Looming large is $4-a-gallon gas, which could make homes in farther-flung communities less desirable and hurt the rebound, Stoskopf said.

There is much building activity in outlying areas such as Lyon Township, he said, questioning whether people will want to increase their commute with gas prices so high.

“If the job market continues to improve, that may overcome that factor of gas prices, energy prices,” he said.

Jed Kolko, chief economist for Trulia, a national real estate site, said that the housing start increases are from a low base.

“Construction starts are still very low in Detroit and many other Midwestern cities relative to the size of the market,” he said. “Low prices and high vacancies mean less new-construction activity than in construction hot spots like Texas and the Carolinas.

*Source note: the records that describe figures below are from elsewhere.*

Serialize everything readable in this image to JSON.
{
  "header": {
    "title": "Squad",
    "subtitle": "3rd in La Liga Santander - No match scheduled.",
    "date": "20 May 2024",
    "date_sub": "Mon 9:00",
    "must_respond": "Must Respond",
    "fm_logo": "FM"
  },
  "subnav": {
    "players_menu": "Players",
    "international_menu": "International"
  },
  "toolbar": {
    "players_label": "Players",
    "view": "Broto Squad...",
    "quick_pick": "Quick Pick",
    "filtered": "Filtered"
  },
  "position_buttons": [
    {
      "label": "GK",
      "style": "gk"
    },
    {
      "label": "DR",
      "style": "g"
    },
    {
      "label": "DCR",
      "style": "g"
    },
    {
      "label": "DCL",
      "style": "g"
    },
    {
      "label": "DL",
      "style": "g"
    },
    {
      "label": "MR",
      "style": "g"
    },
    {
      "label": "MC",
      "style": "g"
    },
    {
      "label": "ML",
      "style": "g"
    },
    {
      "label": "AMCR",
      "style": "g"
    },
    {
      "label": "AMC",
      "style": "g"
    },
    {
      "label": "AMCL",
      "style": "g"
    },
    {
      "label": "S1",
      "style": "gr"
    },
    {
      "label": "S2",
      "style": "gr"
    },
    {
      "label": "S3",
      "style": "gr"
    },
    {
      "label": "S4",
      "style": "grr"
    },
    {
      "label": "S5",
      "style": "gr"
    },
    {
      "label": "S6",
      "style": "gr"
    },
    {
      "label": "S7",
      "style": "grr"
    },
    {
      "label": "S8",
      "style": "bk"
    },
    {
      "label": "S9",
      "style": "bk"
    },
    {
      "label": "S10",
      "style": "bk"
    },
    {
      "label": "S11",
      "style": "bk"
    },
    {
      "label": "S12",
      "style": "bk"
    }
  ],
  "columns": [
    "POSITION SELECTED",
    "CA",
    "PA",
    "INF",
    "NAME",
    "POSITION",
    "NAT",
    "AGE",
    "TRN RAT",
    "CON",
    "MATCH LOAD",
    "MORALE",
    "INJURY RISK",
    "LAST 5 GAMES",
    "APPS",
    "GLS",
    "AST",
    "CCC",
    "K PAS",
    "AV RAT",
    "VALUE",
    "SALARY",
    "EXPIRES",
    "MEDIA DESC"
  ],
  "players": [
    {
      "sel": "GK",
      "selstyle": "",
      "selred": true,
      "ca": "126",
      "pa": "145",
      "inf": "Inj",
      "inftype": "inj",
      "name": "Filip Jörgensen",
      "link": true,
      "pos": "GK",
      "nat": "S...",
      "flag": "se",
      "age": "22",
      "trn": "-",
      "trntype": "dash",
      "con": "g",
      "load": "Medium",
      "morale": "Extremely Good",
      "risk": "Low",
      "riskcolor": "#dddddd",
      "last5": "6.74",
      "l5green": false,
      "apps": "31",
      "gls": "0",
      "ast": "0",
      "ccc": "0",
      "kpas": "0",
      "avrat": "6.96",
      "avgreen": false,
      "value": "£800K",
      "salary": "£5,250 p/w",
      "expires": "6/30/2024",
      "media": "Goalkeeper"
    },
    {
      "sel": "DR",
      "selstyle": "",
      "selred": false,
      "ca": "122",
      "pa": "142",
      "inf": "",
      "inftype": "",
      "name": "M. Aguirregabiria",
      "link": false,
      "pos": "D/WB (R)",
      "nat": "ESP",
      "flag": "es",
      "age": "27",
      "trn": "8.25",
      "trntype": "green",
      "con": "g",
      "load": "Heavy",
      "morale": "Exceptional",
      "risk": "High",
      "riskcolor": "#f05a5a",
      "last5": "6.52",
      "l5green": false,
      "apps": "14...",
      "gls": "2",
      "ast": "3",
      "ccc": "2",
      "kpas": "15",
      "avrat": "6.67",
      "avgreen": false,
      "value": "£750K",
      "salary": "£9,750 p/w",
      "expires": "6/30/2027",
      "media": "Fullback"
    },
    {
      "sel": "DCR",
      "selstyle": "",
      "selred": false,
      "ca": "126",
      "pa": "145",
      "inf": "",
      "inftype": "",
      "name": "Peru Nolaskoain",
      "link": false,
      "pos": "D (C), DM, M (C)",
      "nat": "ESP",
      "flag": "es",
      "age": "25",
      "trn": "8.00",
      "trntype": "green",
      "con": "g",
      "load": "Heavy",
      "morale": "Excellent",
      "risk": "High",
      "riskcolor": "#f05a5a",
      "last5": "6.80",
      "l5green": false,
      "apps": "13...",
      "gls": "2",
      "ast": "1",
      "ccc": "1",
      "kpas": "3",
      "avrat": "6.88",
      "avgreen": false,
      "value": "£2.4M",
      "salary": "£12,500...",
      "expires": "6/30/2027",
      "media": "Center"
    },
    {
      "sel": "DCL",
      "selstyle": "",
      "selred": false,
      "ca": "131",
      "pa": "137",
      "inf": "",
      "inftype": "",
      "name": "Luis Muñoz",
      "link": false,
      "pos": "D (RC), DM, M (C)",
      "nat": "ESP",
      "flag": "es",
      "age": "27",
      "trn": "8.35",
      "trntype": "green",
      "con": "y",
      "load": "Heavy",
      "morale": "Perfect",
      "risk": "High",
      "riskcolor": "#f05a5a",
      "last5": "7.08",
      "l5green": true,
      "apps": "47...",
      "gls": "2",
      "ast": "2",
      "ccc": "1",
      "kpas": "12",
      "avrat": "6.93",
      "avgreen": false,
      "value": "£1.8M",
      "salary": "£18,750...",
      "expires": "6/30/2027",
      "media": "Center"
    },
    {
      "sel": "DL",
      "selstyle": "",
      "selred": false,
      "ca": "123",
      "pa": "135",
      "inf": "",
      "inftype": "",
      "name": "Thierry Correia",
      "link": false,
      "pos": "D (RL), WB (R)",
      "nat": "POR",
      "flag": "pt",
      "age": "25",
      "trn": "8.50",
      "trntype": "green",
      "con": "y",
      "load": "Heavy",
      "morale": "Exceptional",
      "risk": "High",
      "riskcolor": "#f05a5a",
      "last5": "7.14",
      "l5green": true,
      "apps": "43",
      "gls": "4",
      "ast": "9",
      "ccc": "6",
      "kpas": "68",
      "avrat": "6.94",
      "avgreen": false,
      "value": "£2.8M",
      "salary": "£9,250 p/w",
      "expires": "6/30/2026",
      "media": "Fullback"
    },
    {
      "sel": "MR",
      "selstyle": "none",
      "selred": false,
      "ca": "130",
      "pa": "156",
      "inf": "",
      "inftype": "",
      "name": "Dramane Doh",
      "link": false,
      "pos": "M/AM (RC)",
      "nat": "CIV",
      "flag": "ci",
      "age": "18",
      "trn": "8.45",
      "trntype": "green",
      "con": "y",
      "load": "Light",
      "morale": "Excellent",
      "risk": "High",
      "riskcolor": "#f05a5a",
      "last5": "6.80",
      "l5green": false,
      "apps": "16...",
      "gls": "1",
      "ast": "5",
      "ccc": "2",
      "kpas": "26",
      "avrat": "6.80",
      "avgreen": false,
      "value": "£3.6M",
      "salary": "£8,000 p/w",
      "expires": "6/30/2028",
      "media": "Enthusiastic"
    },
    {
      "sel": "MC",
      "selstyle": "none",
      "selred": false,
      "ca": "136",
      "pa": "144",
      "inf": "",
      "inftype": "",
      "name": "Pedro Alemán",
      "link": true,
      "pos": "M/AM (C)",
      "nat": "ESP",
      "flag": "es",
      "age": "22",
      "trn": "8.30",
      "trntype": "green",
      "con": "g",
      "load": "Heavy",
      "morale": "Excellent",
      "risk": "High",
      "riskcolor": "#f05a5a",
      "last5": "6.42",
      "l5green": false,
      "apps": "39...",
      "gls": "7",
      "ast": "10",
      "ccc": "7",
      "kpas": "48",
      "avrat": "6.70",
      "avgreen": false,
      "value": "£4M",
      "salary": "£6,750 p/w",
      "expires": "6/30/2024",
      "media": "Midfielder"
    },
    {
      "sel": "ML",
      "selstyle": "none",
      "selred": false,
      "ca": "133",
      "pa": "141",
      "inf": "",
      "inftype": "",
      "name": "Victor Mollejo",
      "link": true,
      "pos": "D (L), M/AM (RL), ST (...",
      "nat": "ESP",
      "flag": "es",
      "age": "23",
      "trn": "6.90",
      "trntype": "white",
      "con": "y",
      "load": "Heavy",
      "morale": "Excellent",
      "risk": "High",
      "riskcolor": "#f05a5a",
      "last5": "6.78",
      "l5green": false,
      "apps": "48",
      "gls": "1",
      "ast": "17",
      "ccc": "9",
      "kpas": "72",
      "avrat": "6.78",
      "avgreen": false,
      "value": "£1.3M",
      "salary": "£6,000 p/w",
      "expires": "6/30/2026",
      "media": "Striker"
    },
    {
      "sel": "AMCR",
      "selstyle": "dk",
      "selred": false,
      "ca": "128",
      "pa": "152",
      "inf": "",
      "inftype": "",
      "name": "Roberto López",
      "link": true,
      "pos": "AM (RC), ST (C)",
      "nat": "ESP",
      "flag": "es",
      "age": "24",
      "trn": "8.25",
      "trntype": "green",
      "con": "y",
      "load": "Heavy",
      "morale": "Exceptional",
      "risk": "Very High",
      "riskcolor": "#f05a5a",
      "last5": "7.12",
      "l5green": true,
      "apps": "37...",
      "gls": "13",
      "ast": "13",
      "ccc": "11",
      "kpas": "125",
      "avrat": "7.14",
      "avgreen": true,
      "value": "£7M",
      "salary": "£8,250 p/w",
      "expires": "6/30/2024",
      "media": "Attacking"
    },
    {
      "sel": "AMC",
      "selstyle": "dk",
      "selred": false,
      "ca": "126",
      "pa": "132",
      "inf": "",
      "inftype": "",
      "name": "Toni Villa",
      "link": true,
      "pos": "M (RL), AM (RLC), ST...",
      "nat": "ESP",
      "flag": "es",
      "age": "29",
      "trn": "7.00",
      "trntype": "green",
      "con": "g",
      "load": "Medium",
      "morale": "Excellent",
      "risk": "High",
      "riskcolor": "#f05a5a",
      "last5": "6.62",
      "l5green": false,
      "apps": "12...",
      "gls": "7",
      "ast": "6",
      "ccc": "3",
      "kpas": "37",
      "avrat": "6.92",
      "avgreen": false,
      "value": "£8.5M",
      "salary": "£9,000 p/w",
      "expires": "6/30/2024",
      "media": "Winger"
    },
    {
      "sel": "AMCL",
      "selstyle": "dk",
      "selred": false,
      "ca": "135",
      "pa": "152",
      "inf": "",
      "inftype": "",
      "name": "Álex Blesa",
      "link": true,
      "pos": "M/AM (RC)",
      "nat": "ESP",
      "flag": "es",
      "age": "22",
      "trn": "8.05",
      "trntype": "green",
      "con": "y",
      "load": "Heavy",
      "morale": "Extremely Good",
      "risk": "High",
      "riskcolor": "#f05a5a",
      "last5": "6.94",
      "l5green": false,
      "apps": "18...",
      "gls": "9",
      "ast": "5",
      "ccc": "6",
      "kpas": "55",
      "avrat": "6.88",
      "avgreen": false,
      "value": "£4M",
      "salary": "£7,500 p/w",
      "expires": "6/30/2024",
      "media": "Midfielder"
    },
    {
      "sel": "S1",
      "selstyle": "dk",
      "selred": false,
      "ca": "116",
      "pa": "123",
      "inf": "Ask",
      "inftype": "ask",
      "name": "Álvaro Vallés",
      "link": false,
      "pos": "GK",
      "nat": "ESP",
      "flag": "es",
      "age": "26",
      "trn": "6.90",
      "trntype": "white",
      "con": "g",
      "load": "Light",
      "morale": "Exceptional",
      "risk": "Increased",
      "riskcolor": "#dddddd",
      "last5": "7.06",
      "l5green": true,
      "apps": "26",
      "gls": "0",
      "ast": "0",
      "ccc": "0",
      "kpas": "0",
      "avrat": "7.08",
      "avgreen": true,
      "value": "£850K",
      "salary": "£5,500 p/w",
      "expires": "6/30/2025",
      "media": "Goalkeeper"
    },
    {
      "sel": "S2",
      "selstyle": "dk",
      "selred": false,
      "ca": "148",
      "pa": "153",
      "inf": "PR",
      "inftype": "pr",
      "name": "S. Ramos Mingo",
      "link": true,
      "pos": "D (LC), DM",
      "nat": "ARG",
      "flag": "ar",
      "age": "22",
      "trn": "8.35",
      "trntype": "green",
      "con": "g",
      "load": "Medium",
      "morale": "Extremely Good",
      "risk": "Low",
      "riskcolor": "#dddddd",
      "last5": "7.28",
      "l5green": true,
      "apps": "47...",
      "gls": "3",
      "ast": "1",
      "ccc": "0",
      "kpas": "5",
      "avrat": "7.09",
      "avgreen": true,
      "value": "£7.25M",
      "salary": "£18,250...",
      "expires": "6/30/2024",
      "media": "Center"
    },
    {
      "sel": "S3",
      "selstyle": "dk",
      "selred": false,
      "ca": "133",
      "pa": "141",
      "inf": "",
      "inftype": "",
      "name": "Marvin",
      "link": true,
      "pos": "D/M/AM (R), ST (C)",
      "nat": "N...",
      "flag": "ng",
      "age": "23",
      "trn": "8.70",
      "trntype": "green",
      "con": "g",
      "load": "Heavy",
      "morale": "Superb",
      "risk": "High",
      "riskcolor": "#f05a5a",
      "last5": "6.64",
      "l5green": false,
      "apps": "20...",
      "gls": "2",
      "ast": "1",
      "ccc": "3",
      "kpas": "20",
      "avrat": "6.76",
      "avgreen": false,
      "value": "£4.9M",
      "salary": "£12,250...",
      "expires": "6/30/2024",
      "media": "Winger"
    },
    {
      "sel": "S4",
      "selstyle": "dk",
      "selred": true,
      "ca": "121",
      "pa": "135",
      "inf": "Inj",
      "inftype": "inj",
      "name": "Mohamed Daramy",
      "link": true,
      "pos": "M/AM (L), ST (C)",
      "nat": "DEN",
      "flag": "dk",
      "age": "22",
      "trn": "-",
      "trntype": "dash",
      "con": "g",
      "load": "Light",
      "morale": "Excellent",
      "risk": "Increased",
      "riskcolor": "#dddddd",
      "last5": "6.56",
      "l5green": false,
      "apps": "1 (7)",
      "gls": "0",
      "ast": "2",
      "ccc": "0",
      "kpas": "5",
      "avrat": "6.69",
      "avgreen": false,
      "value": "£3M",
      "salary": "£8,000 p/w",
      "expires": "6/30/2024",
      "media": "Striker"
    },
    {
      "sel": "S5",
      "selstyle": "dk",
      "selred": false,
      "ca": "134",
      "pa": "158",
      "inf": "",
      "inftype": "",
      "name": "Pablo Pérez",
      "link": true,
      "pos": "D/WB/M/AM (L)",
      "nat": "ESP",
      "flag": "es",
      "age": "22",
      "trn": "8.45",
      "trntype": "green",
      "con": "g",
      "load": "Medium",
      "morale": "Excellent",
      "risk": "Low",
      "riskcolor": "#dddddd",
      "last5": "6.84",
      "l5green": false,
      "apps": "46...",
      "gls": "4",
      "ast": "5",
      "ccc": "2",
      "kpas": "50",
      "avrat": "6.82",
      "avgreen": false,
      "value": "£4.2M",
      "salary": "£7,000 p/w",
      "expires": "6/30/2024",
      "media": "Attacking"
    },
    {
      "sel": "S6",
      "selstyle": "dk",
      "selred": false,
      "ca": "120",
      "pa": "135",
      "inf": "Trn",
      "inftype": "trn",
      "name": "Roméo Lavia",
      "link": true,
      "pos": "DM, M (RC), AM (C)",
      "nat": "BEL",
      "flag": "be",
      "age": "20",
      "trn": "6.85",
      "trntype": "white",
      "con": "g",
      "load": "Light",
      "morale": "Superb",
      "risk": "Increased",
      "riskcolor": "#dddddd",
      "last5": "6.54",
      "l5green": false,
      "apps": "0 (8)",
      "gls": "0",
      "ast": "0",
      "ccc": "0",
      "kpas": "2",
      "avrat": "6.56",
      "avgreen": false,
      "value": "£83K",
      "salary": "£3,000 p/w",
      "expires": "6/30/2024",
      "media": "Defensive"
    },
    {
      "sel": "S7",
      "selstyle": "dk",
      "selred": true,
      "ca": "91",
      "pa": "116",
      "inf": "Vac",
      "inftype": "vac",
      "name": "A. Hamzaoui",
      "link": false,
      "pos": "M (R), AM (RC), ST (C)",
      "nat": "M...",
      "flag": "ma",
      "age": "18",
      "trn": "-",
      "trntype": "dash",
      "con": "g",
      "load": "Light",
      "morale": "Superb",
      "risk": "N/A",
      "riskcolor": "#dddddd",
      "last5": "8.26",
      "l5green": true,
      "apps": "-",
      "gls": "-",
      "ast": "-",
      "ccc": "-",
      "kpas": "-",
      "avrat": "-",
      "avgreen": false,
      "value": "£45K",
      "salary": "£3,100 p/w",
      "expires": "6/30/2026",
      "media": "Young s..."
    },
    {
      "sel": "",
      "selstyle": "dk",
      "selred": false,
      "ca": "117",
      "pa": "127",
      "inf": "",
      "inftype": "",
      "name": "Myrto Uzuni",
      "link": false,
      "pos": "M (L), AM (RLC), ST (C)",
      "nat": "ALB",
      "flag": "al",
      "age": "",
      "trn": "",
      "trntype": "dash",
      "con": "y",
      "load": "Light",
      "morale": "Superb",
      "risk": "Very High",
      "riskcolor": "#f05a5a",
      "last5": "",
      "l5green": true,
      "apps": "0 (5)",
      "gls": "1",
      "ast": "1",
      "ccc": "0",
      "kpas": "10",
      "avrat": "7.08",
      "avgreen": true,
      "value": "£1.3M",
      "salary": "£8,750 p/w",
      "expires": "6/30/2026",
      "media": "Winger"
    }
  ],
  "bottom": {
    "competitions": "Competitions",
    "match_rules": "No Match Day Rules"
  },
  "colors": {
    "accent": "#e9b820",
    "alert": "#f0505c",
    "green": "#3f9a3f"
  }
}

“Construction still has a long way to go back to normal, and it is zigzagging rather than straight-lining. But the trend is clearly up.”

PulteGroup, the nation’s largest homebuilder, ended 2011 with a quarterly profit — its first profit in more than a year. The Bloomfield Hills-based homebuilder said it could be a sign of better things to come this year.

National data for March show that housing starts were up in the Midwest and on the East Coast, but down in the South and flat in the West.

On the whole, housing starts nationally fell 5.8% in March, while permits taken for future building were up 4.5% last month, according to Commerce Department data.

Economists expect this year nationally to top 2011 in home-building activity, but a return to normal isn’t expected until 2015, according to IHS Global Insight.